Introduced with PopMAG (Ren et al.), this tokenization made for multitrack tasks and uses embedding pooling. Time is represented with Bar and Position tokens. The key idea of MuMIDI is to represent all tracks in a single token sequence. At each time step, Track tokens preceding note tokens indicate their track. MuMIDI also include a “built-in” and learned positional encoding. As in the original paper, the pitches of drums are distinct from those of all other instruments. Each pooled token will be a list of the form (index: Token type): * 0: Pitch / DrumPitch / Position / Bar / Program / (Chord) / (Rest) * 1: BarPosEnc * 2: PositionPosEnc * (-3 / 3: Tempo) * -2: Velocity * -1: Duration

The output hidden states of the model will then be fed to several output layers (one per token type). This means that the training requires to add multiple losses. For generation, the decoding implies sample from several distributions, which can be very delicate. Hence, we do not recommend this tokenization for generation with small models.
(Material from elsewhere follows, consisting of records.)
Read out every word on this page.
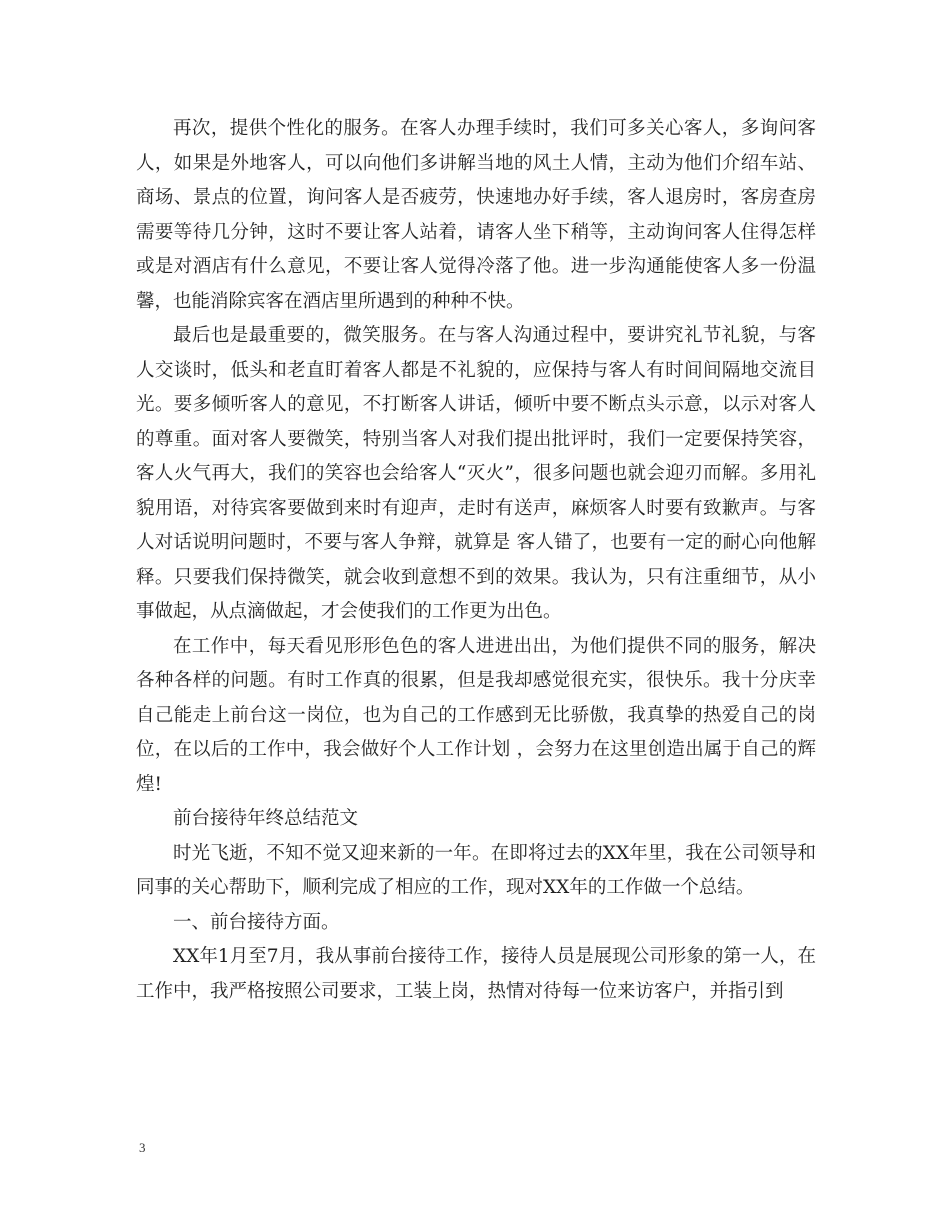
再次，提供个性化的服务。在客人办理手续时，我们可多关心客人，多询问客人，如果是外地客人，可以向他们多讲解当地的风土人情，主动为他们介绍车站、商场、景点的位置，询问客人是否疲劳，快速地办好手续，客人退房时，客房查房需要等待几分钟，这时不要让客人站着，请客人坐下稍等，主动询问客人住得怎样或是对酒店有什么意见，不要让客人觉得冷落了他。进一步沟通能使客人多一份温馨，也能消除宾客在酒店里所遇到的种种不快。

最后也是最重要的，微笑服务。在与客人沟通过程中，要讲究礼节礼貌，与客人交谈时，低头和老直盯着客人都是不礼貌的，应保持与客人有时间间隔地交流目光。要多倾听客人的意见，不打断客人讲话，倾听中要不断点头示意，以示对客人的尊重。面对客人要微笑，特别当客人对我们提出批评时，我们一定要保持笑容，客人火气再大，我们的笑容也会给客人“灭火”，很多问题也就会迎刃而解。多用礼貌用语，对待宾客要做到来时有迎声，走时有送声，麻烦客人时要有致歉声。与客人对话说明问题时，不要与客人争辩，就算是 客人错了，也要有一定的耐心向他解释。只要我们保持微笑，就会收到意想不到的效果。我认为，只有注重细节，从小事做起，从点滴做起，才会使我们的工作更为出色。

在工作中，每天看见形形色色的客人进进出出，为他们提供不同的服务，解决各种各样的问题。有时工作真的很累，但是我却感觉很充实，很快乐。我十分庆幸自己能走上前台这一岗位，也为自己的工作感到无比骄傲，我真挚的热爱自己的岗位，在以后的工作中，我会做好个人工作计划 ，会努力在这里创造出属于自己的辉煌!

前台接待年终总结范文

时光飞逝，不知不觉又迎来新的一年。在即将过去的XX年里，我在公司领导和同事的关心帮助下，顺利完成了相应的工作，现对XX年的工作做一个总结。

一、前台接待方面。

XX年1月至7月，我从事前台接待工作，接待人员是展现公司形象的第一人，在工作中，我严格按照公司要求，工装上岗，热情对待每一位来访客户，并指引到

3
Add a `drum_pitch_range` entry in the config, mapping to a tuple of values to restrict the range of drum pitches to use.

Notes:

Tokens are first sorted by time, then track, then pitch values.
Tracks with the same Program will be merged.

MMM

class miditok.MMM(tokenizer_config: TokenizerConfig = None, one_token_stream: bool = False, params: str | Path = None)

Bases: MIDITokenizer

MMM, standing for [Multi-Track Music Machine](https://arxiv.org/abs/2008.06048), is a multitrack tokenization primarily designed for music inpainting and infilling. Tracks are tokenized independently and concatenated into a single token sequence. Bar_Fill tokens are used to specify the bars to fill (or inpaint, or rewrite), the new tokens are then autoregressively generated. Note that this implementation represents note durations with ``Duration`` tokens instead of the NoteOff strategy of the [original paper](https://arxiv.org/abs/2008.06048). The reason being that NoteOff tokens perform poorer for generation with causal models.

Add a `density_bins_max` entry in the config, mapping to a tuple specifying the number of density bins, and the maximum density in notes per beat to consider. (default: (10, 20))

Note: When decoding tokens with tempos, only the tempos of the first track will be decoded.

Create yours

You can easily create your own tokenization and benefit from the MidiTok framework. Just create a class inheriting from miditok.MIDITokenizer, and override the miditok.MIDITokenizer._add_time_events(), miditok.MIDITokenizer.tokens_to_midi() / miditok.MIDITokenizer.tokens_to_track(), miditok.MIDITokenizer._create_vocabulary() and miditok.MIDITokenizer._create_token_types_graph() (and optionally miditok.MIDITokenizer._midi_to_tokens(), miditok.MIDITokenizer._create_track_events() and miditok.MIDITokenizer._create_midi_events()) methods with your tokenization strategy.

We encourage you to read the documentation of the Vocabulary class to learn how to use it for your tokenization. If you think people can benefit from it, feel free to send a pull request on Github.